Fig.2 the equations of the traditional (left) and the new (right) framework to describe the community dynamics of one species transferring three plasmids.

In this work, we have developed a new framework that drastically reduces the complexity of the model. In the traditional framework, the population is divided into multiple subpopulations based on which plasmids they carried. In the new method, we combine the subpopulations into an average one. As a consequence, our method requires substantially fewer variables and terms. In fact, the computational complexity increases linearly rather than exponentially in our model. Even though our model is simplified, it is reasonably accurate, as long as the fitness costs of the plasmids is small or moderate.

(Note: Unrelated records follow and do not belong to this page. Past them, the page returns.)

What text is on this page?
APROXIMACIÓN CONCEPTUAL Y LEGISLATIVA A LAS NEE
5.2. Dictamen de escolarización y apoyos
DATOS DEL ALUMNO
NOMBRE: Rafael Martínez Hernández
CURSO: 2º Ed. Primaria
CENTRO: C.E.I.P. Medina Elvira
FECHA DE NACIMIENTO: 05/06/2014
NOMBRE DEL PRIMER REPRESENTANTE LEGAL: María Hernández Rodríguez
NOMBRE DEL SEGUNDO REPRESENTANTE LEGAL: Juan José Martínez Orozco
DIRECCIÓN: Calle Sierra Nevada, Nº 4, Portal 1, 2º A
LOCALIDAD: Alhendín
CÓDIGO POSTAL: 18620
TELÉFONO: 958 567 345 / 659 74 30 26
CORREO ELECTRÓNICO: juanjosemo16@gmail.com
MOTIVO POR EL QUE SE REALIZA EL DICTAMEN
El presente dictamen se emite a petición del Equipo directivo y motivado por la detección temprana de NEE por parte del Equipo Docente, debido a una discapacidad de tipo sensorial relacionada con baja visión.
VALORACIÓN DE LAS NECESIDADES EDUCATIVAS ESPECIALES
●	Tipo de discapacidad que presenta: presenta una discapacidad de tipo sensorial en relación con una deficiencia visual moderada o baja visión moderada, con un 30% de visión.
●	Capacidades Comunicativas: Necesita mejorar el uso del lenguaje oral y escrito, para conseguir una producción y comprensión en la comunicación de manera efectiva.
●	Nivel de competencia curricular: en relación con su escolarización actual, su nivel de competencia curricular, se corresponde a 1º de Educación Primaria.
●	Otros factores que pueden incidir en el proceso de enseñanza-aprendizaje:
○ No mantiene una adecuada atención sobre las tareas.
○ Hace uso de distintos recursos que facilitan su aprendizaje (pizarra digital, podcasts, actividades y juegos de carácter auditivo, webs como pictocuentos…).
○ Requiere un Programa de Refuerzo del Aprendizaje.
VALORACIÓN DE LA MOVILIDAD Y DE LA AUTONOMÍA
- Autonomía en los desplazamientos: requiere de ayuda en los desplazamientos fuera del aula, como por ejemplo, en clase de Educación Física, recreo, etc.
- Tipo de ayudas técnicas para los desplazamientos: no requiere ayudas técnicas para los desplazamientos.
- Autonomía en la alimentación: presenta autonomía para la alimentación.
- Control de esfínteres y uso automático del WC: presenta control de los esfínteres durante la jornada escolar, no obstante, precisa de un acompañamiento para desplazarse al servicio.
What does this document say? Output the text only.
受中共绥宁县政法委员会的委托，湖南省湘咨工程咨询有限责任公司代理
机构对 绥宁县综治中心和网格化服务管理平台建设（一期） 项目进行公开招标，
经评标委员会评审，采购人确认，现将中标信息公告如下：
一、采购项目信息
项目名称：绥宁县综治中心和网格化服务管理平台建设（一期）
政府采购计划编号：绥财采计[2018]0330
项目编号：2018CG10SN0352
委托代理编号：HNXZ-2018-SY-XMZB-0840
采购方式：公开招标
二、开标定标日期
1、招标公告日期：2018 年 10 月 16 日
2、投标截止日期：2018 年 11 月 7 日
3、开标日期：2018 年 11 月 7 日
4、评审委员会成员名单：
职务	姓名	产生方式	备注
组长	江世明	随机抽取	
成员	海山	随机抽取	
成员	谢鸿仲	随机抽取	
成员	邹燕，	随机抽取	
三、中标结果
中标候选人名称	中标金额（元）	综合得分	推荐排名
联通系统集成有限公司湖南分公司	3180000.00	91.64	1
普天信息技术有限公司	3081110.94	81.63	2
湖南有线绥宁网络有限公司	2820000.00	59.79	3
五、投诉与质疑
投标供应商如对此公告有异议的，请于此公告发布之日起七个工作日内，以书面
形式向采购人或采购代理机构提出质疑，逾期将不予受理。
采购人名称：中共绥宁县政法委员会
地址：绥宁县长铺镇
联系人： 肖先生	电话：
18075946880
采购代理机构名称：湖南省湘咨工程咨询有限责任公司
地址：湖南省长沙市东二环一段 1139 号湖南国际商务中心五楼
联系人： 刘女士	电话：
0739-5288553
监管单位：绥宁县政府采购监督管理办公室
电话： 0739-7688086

The new framework also enables us to establish a single criterion to predict plasmid persistence and abundance in a given population. The criterion, termed “persistence potential”, is based on five important variables: the fitness costs of plasmids, the plasmid loss rate, the transfer efficiency, the population growth rate and the systemic dilution rate. A plasmid will likely survive if the persistence potential is larger than 1.

We tested the persistence potential with engineered communities. Each community was composed of different E. colistrains and transfer one mobilizable plasmid. We monitored the population dynamics for two weeks and found that the persistence potential predicted the plasmid abundance with good accuracy. We also took data from 13 published works. The results supported our prediction.

The metric developed in this work can help the future efforts to control and exploit horizontal gene transfer dynamics in microbial communities. For instance, our results predict the key factors that potentially affect the ability of the gut to sustain plasmids and change the contents of mobile genetic elements in gut microbiome. This notion gives guidance on reversing antibiotic resistance in complete microbial communities. Plasmids are potentially powerful tools to manipulate the functions of microbiota. Our results provide key insights into engineering the functionality of microbiome by controlling the genetic flow.